Why go to university?

There are many reasons to go to university – so who better to ask than current university students? Here are their eight reasons…


1. “I wanted to study something I enjoy”

During the course of studying for a degree you’ll become an expert in a particular field; and develop your interests in your subject.

With most degree courses you often have the option of studying some different topics, called modules. This means you can choose to take your studies into more depth in area that particularly interests you, or you can study a broader range of topics.

  • You can choose to study a degree that suits your interests
  • You can tailor your modules
  • You’ll get to learn through a range of methods
  • You’ll attend lectures in larger groups and seminars for smaller groups
  • For STEM and other subjects, you’ll get to work in labs

2. “I wanted to improve my career prospects”

University isn’t for everyone, but there are a number of good reasons for going and having a positive effect on your future career is one of them.

Current statistics show that if you leave university with a degree, you’re 88% more likely to go straight into employment, as opposed to if you are a non-graduate, which is 72%. Also, you’re more likely to get a higher-skilled job. Graduates are 65% more likely, and non-graduates 23%. It’s also more likely that you’ll earn more. In 2018 the media (average) annual salary of a graduate is £34,000, and for non-graduates that’s £24,000. Compared with non-graduates, university graduates are more likely to be:

  • Employed
  • In a high-skilled job
  • Earning significantly more

3. “I wanted to develop new skills”

During your time at university you will also develop so-called ‘transferable’ skills – skills we use every day in our professional work lives, social lives and home lives.

We can transfer these skills over into other jobs that we might get in future, and this improves our career prospects. That means your time at university will probably help you get better at:

  • Organising
  • Managing your time
  • Working as part of a team
  • Solving problems
  • Communicating through talking and writing
  • Numeracy and literacy skills

Transferable skills are very important for your future career, as the majority of graduates go on to work in a field unrelated to their degree subject. It is their transferable skills that make them suitable for the job!

4. “I wanted to gain new life skills”

This is especially the case if you decide to leave home and live away while you’re at university.

Like transferable skills, these skills will stay with you forever and help you in many different areas of life – such as:

  • Cooking
  • Cleaning
  • Washing and ironing
  • Managing money
  • Independent learning
  • Social skills

5. “I wanted to gain new experiences”

At university you can also use your spare time to join sports clubs or societies, usually run by the Students’ Union.

Societies can cover almost anything from debating to theatre, and from the Malaysian society to photography; and it’s the same for sports clubs – whether you like athletics, dance, hockey, trampolining, football, tennis, swimming, there’s something for you. And if there isn’t, students are usually encouraged to start a new society.

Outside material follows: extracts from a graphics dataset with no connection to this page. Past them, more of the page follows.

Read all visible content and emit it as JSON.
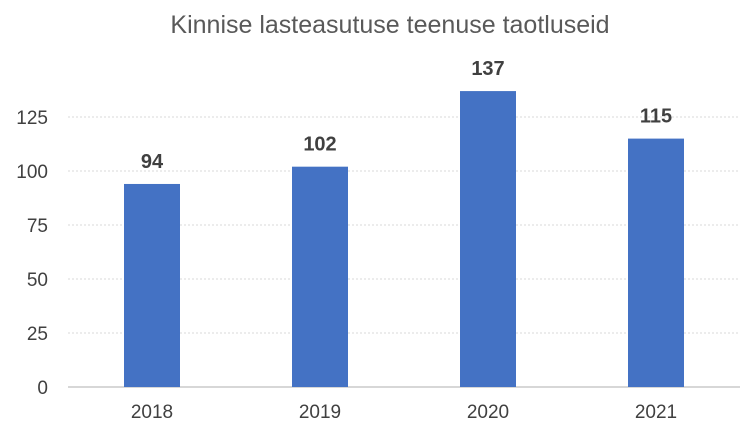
{
  "chart_data": {
    "type": "bar",
    "title": "Kinnise lasteasutuse teenuse taotluseid",
    "xlabel": "",
    "ylabel": "",
    "categories": [
      "2018",
      "2019",
      "2020",
      "2021"
    ],
    "values": [
      94,
      102,
      137,
      115
    ],
    "data_labels": [
      "94",
      "102",
      "137",
      "115"
    ],
    "ylim": [
      0,
      137
    ],
    "yticks": [
      0,
      25,
      50,
      75,
      100,
      125
    ],
    "ytick_labels": [
      "0",
      "25",
      "50",
      "75",
      "100",
      "125"
    ],
    "grid": true,
    "legend": "none",
    "colors": {
      "bar": "#4472C4",
      "grid": "#D9D9D9",
      "axis": "#BFBFBF",
      "title": "#595959",
      "text": "#404040"
    }
  }
}
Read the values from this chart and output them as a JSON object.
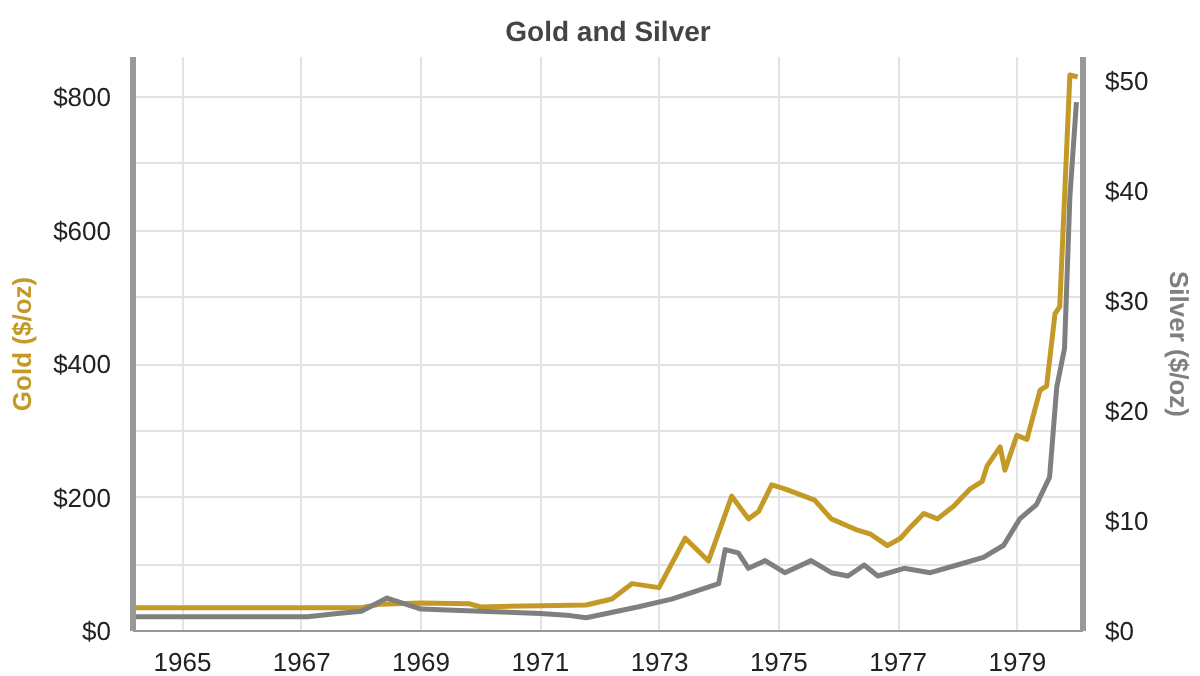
{
  "chart_data": {
    "type": "line",
    "title": "Gold and Silver",
    "ylabel": "Gold ($/oz)",
    "y2label": "Silver ($/oz)",
    "xlim": [
      1964.17,
      1980.1
    ],
    "ylim": [
      0,
      860
    ],
    "y2lim": [
      0,
      52.2
    ],
    "xticks": [
      1965,
      1967,
      1969,
      1971,
      1973,
      1975,
      1977,
      1979
    ],
    "yticks": [
      {
        "value": 0,
        "label": "$0"
      },
      {
        "value": 100,
        "label": null
      },
      {
        "value": 200,
        "label": "$200"
      },
      {
        "value": 300,
        "label": null
      },
      {
        "value": 400,
        "label": "$400"
      },
      {
        "value": 500,
        "label": null
      },
      {
        "value": 600,
        "label": "$600"
      },
      {
        "value": 700,
        "label": null
      },
      {
        "value": 800,
        "label": "$800"
      }
    ],
    "y2ticks": [
      {
        "value": 0,
        "label": "$0"
      },
      {
        "value": 10,
        "label": "$10"
      },
      {
        "value": 20,
        "label": "$20"
      },
      {
        "value": 30,
        "label": "$30"
      },
      {
        "value": 40,
        "label": "$40"
      },
      {
        "value": 50,
        "label": "$50"
      }
    ],
    "grid": true,
    "series": [
      {
        "color": "#c49a27",
        "axis": "y",
        "x": [
          1964.2,
          1968.0,
          1968.3,
          1969.0,
          1969.8,
          1970.0,
          1971.0,
          1971.77,
          1972.2,
          1972.54,
          1972.99,
          1973.43,
          1973.82,
          1974.21,
          1974.49,
          1974.66,
          1974.88,
          1975.1,
          1975.6,
          1975.88,
          1976.32,
          1976.54,
          1976.82,
          1977.04,
          1977.21,
          1977.43,
          1977.66,
          1977.93,
          1978.21,
          1978.41,
          1978.49,
          1978.71,
          1978.79,
          1978.99,
          1979.16,
          1979.38,
          1979.49,
          1979.63,
          1979.71,
          1979.88,
          1980.01
        ],
        "values": [
          35,
          35,
          40,
          42,
          41,
          36,
          38,
          39,
          48,
          71,
          65,
          139,
          105,
          202,
          168,
          179,
          219,
          213,
          196,
          168,
          151,
          145,
          128,
          139,
          156,
          176,
          168,
          187,
          213,
          224,
          247,
          276,
          241,
          293,
          287,
          361,
          367,
          475,
          486,
          833,
          830
        ]
      },
      {
        "color": "#7f7f7f",
        "axis": "y2",
        "x": [
          1964.2,
          1967.1,
          1967.6,
          1968.0,
          1968.43,
          1969.0,
          1970.0,
          1971.0,
          1971.5,
          1971.77,
          1972.65,
          1973.2,
          1973.6,
          1973.99,
          1974.1,
          1974.32,
          1974.49,
          1974.77,
          1975.1,
          1975.54,
          1975.88,
          1976.16,
          1976.43,
          1976.66,
          1977.1,
          1977.54,
          1977.99,
          1978.43,
          1978.77,
          1979.04,
          1979.32,
          1979.54,
          1979.66,
          1979.79,
          1979.88,
          1979.99
        ],
        "values": [
          1.3,
          1.3,
          1.6,
          1.8,
          3.0,
          2.0,
          1.8,
          1.6,
          1.4,
          1.2,
          2.2,
          2.9,
          3.6,
          4.3,
          7.4,
          7.1,
          5.7,
          6.4,
          5.3,
          6.4,
          5.3,
          5.0,
          6.0,
          5.0,
          5.7,
          5.3,
          6.0,
          6.7,
          7.8,
          10.2,
          11.5,
          14.0,
          22.2,
          25.7,
          39.5,
          48.1
        ]
      }
    ]
  }
}
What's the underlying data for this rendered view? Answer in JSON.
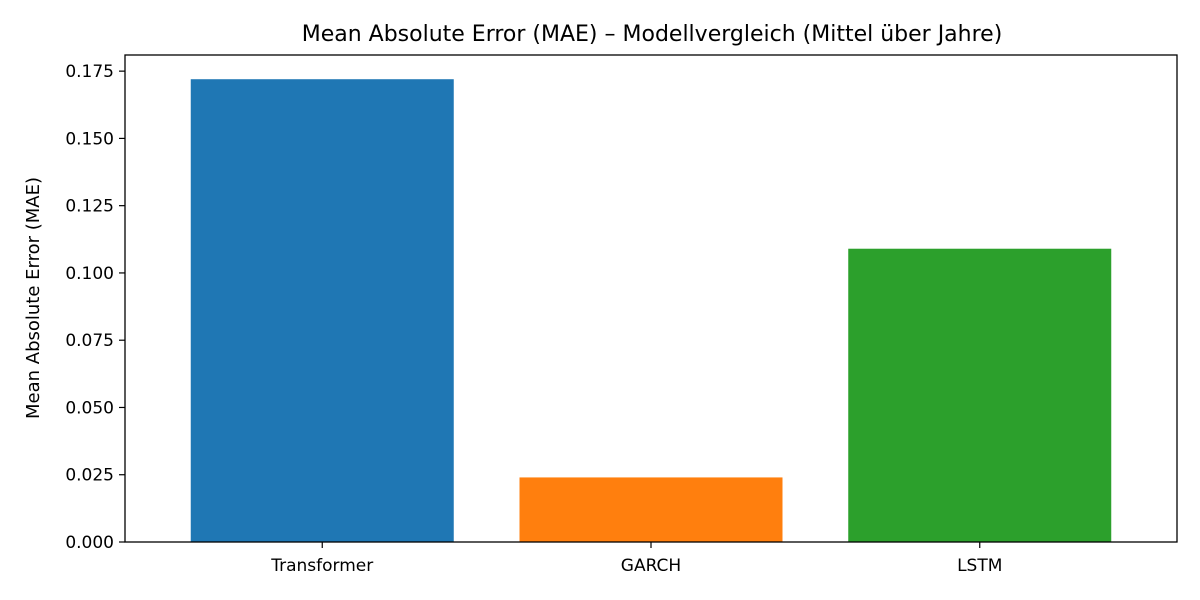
{
  "chart_data": {
    "type": "bar",
    "title": "Mean Absolute Error (MAE) – Modellvergleich (Mittel über Jahre)",
    "xlabel": "",
    "ylabel": "Mean Absolute Error (MAE)",
    "categories": [
      "Transformer",
      "GARCH",
      "LSTM"
    ],
    "values": [
      0.172,
      0.024,
      0.109
    ],
    "colors": [
      "#1f77b4",
      "#ff7f0e",
      "#2ca02c"
    ],
    "ylim": [
      0,
      0.181
    ],
    "yticks": [
      "0.000",
      "0.025",
      "0.050",
      "0.075",
      "0.100",
      "0.125",
      "0.150",
      "0.175"
    ],
    "grid": false,
    "legend": "none"
  }
}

  • Wide range of activities to suit everyone
  • Pursue a hobby
  • Try something new
  • Make friends
  • Get fit
  • Add your sports and social experience to your CV
  • Add any committee member responsibilities you have had to your CV

6. “I wanted to opportunity to travel”

There are opportunities to combine travel with your degree.

This could be through working abroad as part of your degree, such as a ‘placement year’ degree – which generally means a year out in the third year, then a fourth year of study – or on specially-organised study abroad programmes. Lots of travel opportunities can be in English, but if you wanted to you can also get to learn or practise another language, all good experience for your future.

7. “I wanted to meet new people”

When you’re living and studying together with fellow students, it’s not unusual to make lifelong friends at university.

You’ll meet people from different places, even different countries, and from all different backgrounds, and you’ll all have student life and your studies in common. Many universities encourage their alumni to stay in touch, and they organise alumni events for past students to get together and catch-up after they have graduated, all over the world!

8. “I wanted to graduate!”

For many students, graduation – and finally getting your degree certificate – is one of the best days of your life.

It’s your big day. Your chance to shine. Your chance to celebrate your hard work and achievements with your university friends and your family. And, of course, get pictures of you wearing your cap and gown – which is very important for you, but also for your parents or carers!